The remora's suction plate is a greatly evolved dorsal fin on top of the fish's body. The fin is flattened into a disk-like pad and surrounded by a thick, fleshy lip of connective tissue that creates the seal between the remora and its host. The lip encloses rows of plate-like structures called lamellae, from which perpendicular rows of tooth-like structures called spinules emerge. The intricate skeletal structure enables efficient attachment to surfaces including sharks, sea turtles, whales and even boats.
To better understand how remoras attach to a host, Nadler and GTRI research scientist Allison Mercer teamed up with researchers from the Georgia Tech School of Biology and Woodruff School of Mechanical Engineering to investigate and quantitatively analyse the structure and form of the remora adhesion system, including its hierarchical nature.
Results from the GTRI study suggest that remoras use a passive adhesion mechanism. This means that the fish do not have to exert additional energy to maintain their attachment. The researchers suspect that drag forces created as the host swims actually increase the strength of the adhesion.
Dissection experiments showed that the remora's attachment or release from a host could be controlled by muscles that raise or lower the lamellae.
The researchers also developed a technique that allowed them to collect thousands of measurements from three remora specimens, which yielded new insight into the shape, arrangement and spacing of their features. First, they imaged the remoras in attached and detached states using microtomography, optical microscopy and scanning electron microscopy.
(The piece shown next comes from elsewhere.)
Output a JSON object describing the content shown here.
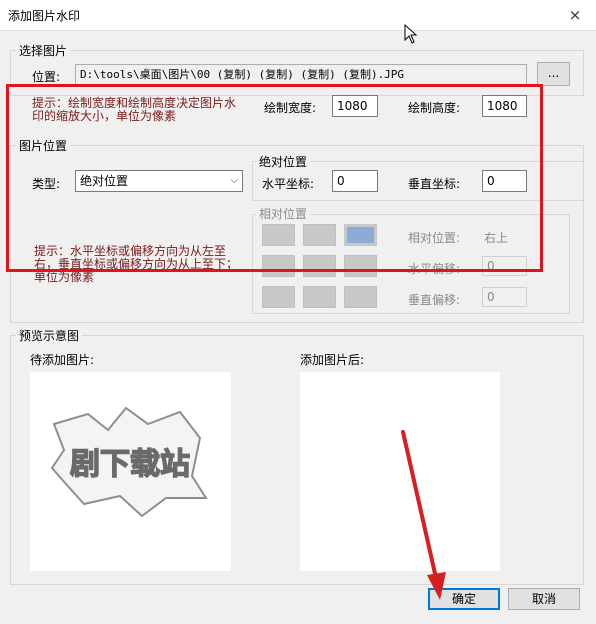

From the images, the researchers digitally reconstructed each specimen, measured characteristic features, and quantified structural similarities among specimens with significant size differences.
Detailed microtomography-based surface renderings of the lamellae showed a row of shorter, more regularly-spaced and more densely-packed spinules and another row of longer, less densely spaced spinules. A quantitative analysis uncovered similarities in suction disk structure with respect to the size and position of the lamellae and spinules despite significant specimen size differences.
One of the fish's disks was more than twice as long as the others, but the researchers observed a length-to-width ratio of each specimen's adhesion disk that was within 16% of the average.
The researchers are planning to conduct further tests to better understand the roles of the various suction disk structural elements and their interactions to create a successful attachment and detachment system in the laboratory.